Photograph showing debris in an urban water drainage channel
Dealing with sediments in urban water systems can be costly. Environmental Impact Bonds ensure that those costs are budgeted for and steps are taken to reduce them. Credit: Brand et al. [2020], Figure 5 inset and Figure 8
Source: Water Resources Research

Soil erosion, poor water quality, and degraded ecosystems pose significant management challenges. Oftentimes, the key issue is not a lack of understanding about what is needed to address these problems, but the inability to finance solutions at the scale that is needed to be effective. Financial barriers may be cash flow limitations, political constraints, legal constraints, or other factors.

Environmental impact bonds (EIBs) are a new form of financing capable of overcoming institutional and cash flow barriers: investors provide the capital required for comprehensive watershed interventions, which is repaid over time with interest by stakeholders who experience a reduction in management costs, or savings.

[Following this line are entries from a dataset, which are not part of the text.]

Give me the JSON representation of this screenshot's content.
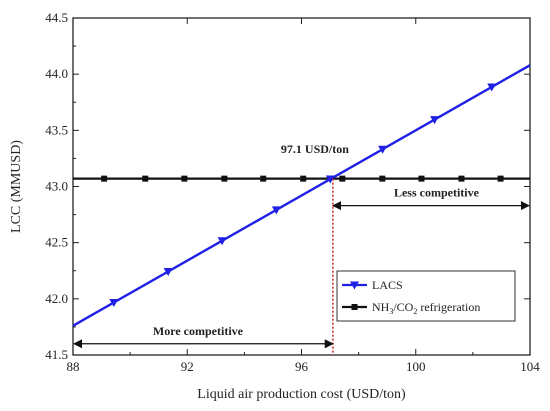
{
  "chart_data": {
    "type": "line",
    "xlabel": "Liquid air production cost (USD/ton)",
    "ylabel": "LCC (MMUSD)",
    "xlim": [
      88,
      104
    ],
    "ylim": [
      41.5,
      44.5
    ],
    "x_ticks": [
      "88",
      "92",
      "96",
      "100",
      "104"
    ],
    "y_ticks": [
      "41.5",
      "42.0",
      "42.5",
      "43.0",
      "43.5",
      "44.0",
      "44.5"
    ],
    "grid": false,
    "legend_position": "bottom-right",
    "series": [
      {
        "name": "LACS",
        "color": "#1f1fe6",
        "marker": "triangle-down",
        "x": [
          88,
          104
        ],
        "y": [
          41.76,
          44.08
        ],
        "marker_x": [
          89.43,
          91.33,
          93.22,
          95.12,
          97.01,
          98.84,
          100.66,
          102.66
        ]
      },
      {
        "name": "NH3/CO2 refrigeration",
        "name_parts": [
          "NH",
          "3",
          "/CO",
          "2",
          " refrigeration"
        ],
        "color": "#111111",
        "marker": "square",
        "x": [
          88,
          104
        ],
        "y": [
          43.07,
          43.07
        ],
        "marker_x": [
          89.09,
          90.53,
          91.9,
          93.3,
          94.66,
          96.06,
          97.43,
          98.83,
          100.2,
          101.6,
          102.97
        ]
      }
    ],
    "vline": {
      "x": 97.1,
      "color": "#d01010",
      "style": "dotted"
    },
    "annotations": {
      "crossover": "97.1 USD/ton",
      "right_arrow": "Less competitive",
      "left_arrow": "More competitive"
    },
    "arrows": {
      "right": {
        "x_from": 97.1,
        "x_to": 104,
        "y": 42.83
      },
      "left": {
        "x_from": 88,
        "x_to": 97.1,
        "y": 41.6
      }
    }
  }
}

Brand et al. [2020] describe a modeling method for determining a fair interest rate and return period to reward investors for the risk that interventions fail. After presenting a formulation of the method, the authors apply it to a sediment management problem at the United States—Mexico border and show the feasibility of an EIB for several possible interventions. They also report general strategies for making EIBs feasible.

Citation: Brand, M., Gudiño‐Elizondo, N., Allaire, M., Wright, S., Matson, W., Saksa, P. and Sanders, B.F. [2020], Stochastic Hydro‐Financial Watershed Modeling for Environmental Impact Bonds. Water Resources Research, 56: e2020WR027328.